Colaninno: rivoluzione ecologica, non lasciamo indietro le piccole imprese
Il deputato di Italia viva: impatti sociali
Non era scontato che la “turbotransizione” ecologica, l’accelerazione impressa dall’Ue con il pacchetto “Fit for 55” che punta ridurre del 55% le emissioni entro il 2030, lasciasse perplesso uno come Matteo Colaninno, deputato di Italia Viva ma anche vicepresidente della Piaggio, azienda che della conversione green si è fatta pioniera.
Cosa la lascia perplesso, onorevole?
«Non il principio in sé. La svolta ambientale serve, è già in atto, sta provocando una trasformazione sociale, è guidata dai giovani e chi vi si oppone è fuori dai trend di sviluppo. Insomma è una frontiera giusta e irreversibile».
Dunque?
«Sono i tempi così stringenti a lasciarmi dubbi. Condivido il punto di vista del ministro dello Sviluppo economico, Giancarlo Giorgetti: ci sarà una parte del sistema industriale che è pronta alla rivoluzione, ma ci sono milioni di piccole e medie imprese che rischiano di essere stravolte dal cambiamento. Il che pone problemi di impatto sociale».
Cosa propone?
«Di tenere conto delle asimmetrie dei vari sistemi produttivi e di ridiscutere, in seno agli organismi europei competenti, tempi e modi della transizione, tenendo fermo l’orientamento».
Un provvedimento del governo contro le delocalizzazioni selvagge? Eviterei le guerre di religione
La finanza però è già pronta a investire. Non bisognerebbe lasciare fare ai mercati?
«Altre transizioni, come quella tecnologica del Duemila che ancora viviamo, hanno dimostrato che il mercato non è sempre in grado di autoregolarsi. Serve anche la politica a bilanciare le asimmetrie e evitare gli choc».

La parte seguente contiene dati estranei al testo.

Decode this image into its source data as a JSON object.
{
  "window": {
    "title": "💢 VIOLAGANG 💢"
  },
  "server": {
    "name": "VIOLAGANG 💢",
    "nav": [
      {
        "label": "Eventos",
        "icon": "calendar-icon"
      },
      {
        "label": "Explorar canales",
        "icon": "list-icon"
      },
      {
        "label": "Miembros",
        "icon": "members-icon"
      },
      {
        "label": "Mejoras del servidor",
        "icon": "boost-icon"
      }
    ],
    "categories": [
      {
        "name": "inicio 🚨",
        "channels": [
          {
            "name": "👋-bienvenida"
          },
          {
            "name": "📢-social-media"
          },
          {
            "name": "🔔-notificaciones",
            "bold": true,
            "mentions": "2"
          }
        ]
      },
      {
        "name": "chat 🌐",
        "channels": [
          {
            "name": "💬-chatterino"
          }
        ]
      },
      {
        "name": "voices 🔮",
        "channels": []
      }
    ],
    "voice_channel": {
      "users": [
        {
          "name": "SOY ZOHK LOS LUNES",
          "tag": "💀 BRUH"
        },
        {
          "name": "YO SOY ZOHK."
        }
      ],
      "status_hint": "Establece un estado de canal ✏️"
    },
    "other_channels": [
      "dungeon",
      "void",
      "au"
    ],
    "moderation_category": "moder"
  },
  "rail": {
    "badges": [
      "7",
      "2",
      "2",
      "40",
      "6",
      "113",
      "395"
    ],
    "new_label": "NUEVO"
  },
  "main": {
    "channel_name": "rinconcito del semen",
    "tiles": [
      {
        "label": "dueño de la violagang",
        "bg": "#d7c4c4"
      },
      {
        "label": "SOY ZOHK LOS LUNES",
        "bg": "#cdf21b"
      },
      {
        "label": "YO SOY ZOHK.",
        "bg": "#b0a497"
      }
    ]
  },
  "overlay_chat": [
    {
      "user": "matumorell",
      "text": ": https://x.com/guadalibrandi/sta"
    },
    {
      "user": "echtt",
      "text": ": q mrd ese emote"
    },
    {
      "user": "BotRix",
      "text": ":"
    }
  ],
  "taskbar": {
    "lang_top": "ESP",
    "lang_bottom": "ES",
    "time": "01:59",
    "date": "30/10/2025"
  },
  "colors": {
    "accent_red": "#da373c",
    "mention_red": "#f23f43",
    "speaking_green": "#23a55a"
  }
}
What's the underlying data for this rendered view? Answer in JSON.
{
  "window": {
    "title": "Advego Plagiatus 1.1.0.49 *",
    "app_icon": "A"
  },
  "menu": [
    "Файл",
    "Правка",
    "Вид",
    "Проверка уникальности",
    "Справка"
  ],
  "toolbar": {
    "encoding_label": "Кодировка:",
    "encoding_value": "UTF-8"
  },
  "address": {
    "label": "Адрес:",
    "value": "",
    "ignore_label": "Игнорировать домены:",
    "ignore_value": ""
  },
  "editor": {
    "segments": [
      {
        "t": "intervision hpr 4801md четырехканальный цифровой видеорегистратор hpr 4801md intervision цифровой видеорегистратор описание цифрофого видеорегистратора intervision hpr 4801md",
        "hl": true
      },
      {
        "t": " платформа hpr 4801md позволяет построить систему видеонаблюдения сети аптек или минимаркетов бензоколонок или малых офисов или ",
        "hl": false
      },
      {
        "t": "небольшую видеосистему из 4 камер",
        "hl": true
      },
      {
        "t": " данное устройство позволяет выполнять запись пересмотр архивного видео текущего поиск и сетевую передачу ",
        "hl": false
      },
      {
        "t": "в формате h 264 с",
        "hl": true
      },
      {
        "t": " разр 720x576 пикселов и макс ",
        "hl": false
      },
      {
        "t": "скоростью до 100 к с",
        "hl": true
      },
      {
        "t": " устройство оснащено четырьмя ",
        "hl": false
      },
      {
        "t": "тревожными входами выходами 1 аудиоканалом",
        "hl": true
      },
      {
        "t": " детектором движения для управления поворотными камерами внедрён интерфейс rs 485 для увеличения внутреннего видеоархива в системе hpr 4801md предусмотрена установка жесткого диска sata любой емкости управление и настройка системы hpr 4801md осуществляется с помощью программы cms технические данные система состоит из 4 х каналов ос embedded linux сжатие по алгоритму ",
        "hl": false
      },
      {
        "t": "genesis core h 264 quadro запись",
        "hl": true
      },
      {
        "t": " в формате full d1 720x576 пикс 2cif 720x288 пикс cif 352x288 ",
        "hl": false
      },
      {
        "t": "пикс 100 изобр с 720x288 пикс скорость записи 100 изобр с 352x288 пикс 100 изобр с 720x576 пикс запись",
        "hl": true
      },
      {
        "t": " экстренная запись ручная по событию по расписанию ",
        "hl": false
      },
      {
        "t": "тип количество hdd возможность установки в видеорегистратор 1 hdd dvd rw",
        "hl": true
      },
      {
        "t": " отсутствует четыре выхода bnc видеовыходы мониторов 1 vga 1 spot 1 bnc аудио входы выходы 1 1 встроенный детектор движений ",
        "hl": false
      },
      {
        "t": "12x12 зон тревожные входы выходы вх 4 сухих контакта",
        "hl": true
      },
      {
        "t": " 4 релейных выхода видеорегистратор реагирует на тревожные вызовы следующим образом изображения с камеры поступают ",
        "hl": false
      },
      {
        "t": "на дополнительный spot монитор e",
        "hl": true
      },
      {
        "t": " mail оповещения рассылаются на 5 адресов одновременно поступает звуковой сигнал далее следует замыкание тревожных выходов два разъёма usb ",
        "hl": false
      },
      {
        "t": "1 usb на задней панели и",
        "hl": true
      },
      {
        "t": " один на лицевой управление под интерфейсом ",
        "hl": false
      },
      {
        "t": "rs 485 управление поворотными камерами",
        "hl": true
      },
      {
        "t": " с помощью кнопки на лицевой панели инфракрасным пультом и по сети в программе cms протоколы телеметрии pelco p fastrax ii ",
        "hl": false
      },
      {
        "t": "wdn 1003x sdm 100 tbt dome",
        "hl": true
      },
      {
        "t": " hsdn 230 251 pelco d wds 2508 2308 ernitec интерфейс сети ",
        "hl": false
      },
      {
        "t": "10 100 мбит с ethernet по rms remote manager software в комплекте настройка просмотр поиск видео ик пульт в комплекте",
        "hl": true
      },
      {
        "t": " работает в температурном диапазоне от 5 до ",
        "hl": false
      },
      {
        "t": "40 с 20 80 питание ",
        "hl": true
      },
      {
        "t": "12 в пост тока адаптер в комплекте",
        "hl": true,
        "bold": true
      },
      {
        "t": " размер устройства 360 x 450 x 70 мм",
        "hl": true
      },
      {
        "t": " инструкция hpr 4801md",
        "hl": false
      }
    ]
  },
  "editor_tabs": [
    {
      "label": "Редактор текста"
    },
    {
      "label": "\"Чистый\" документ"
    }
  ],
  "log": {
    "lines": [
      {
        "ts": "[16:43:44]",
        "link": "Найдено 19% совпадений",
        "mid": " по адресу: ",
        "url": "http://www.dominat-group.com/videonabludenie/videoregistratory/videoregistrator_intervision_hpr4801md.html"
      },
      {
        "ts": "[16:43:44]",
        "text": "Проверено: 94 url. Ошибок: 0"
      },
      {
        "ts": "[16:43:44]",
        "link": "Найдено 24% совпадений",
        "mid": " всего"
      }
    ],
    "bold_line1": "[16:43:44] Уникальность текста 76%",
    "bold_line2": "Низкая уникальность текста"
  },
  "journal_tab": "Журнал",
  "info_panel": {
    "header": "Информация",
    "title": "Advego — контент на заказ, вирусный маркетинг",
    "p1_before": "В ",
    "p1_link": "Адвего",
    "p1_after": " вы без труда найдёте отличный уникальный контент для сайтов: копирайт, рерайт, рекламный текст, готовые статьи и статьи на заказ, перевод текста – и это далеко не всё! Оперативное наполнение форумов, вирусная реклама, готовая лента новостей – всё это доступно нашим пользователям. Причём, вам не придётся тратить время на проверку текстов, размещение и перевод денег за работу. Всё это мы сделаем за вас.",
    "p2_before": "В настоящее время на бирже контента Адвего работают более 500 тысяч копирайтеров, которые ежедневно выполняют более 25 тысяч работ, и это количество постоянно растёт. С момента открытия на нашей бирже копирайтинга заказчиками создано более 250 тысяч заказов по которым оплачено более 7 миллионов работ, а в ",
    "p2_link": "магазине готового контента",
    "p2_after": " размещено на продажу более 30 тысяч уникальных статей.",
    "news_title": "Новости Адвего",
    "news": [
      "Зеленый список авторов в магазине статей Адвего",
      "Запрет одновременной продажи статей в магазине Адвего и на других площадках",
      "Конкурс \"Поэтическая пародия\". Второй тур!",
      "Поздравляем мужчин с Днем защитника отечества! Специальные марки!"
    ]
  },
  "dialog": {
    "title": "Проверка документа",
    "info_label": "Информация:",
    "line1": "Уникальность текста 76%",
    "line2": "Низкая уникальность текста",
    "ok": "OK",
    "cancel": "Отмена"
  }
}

E contro i Paesi che le nuove regole non vogliono accettarle, come Cina e India, pensa servano i dazi?
«I dazi possono essere uno strumento necessario di medio termine ma non possono rappresentare la strategia definitiva».
A proposito di concorrenza, è allo studio del governo un provvedimento contro le delocalizzazioni selvagge. Che ne pensa?
«Condivido il pensiero del premier Mario Draghi: è un tema complesso e non va fatta confusione tra strategia industriale e atteggiamenti di tipo opportunistico. A tutte le nostre imprese serve essere presenti in modo “verticale” in Paesi che guidano lo sviluppo, come quelli asiatici, anche per potenziare e rafforzare l’industria italiana. Non farei una guerra di religione».
Infatti il provvedimento riguarda più che altro le grandi multinazionali che vengono in Italia, “prendono i soldi e scappano”.
«E qui le correzioni servono. Ma dobbiamo continuare a attrarre investimenti diretti esteri. E sempre a proposito di concorrenza, ho scritto un’interpellanza al governo segnalando la situazione oligopolistica che si è venuta a creare nel settore della logistica e dei trasporti in Europa, che rischia di creare altre tensioni sui costi, oltre a quelle sulle materie prime. L’Ue deve combattere questi cartelli».
Che ne pensa del green pass come strumento per consentire alla ripresa di decollare definitivamente?
«Che è uno strumento essenziale dal punto di vista sanitario e ai fini della ripresa. Spero che imprese e sindacati concordino sull’estensione ai luoghi di lavoro. Non capisco i distinguo politici: mi paiono strumentali».
Il reddito di cittadinanza va cancellato?
«Va, se non eliminato, completamente ripensato. L’obiettivo di produrre occupazione è stato completamente disatteso a favore di un’ottica di puro sussidio».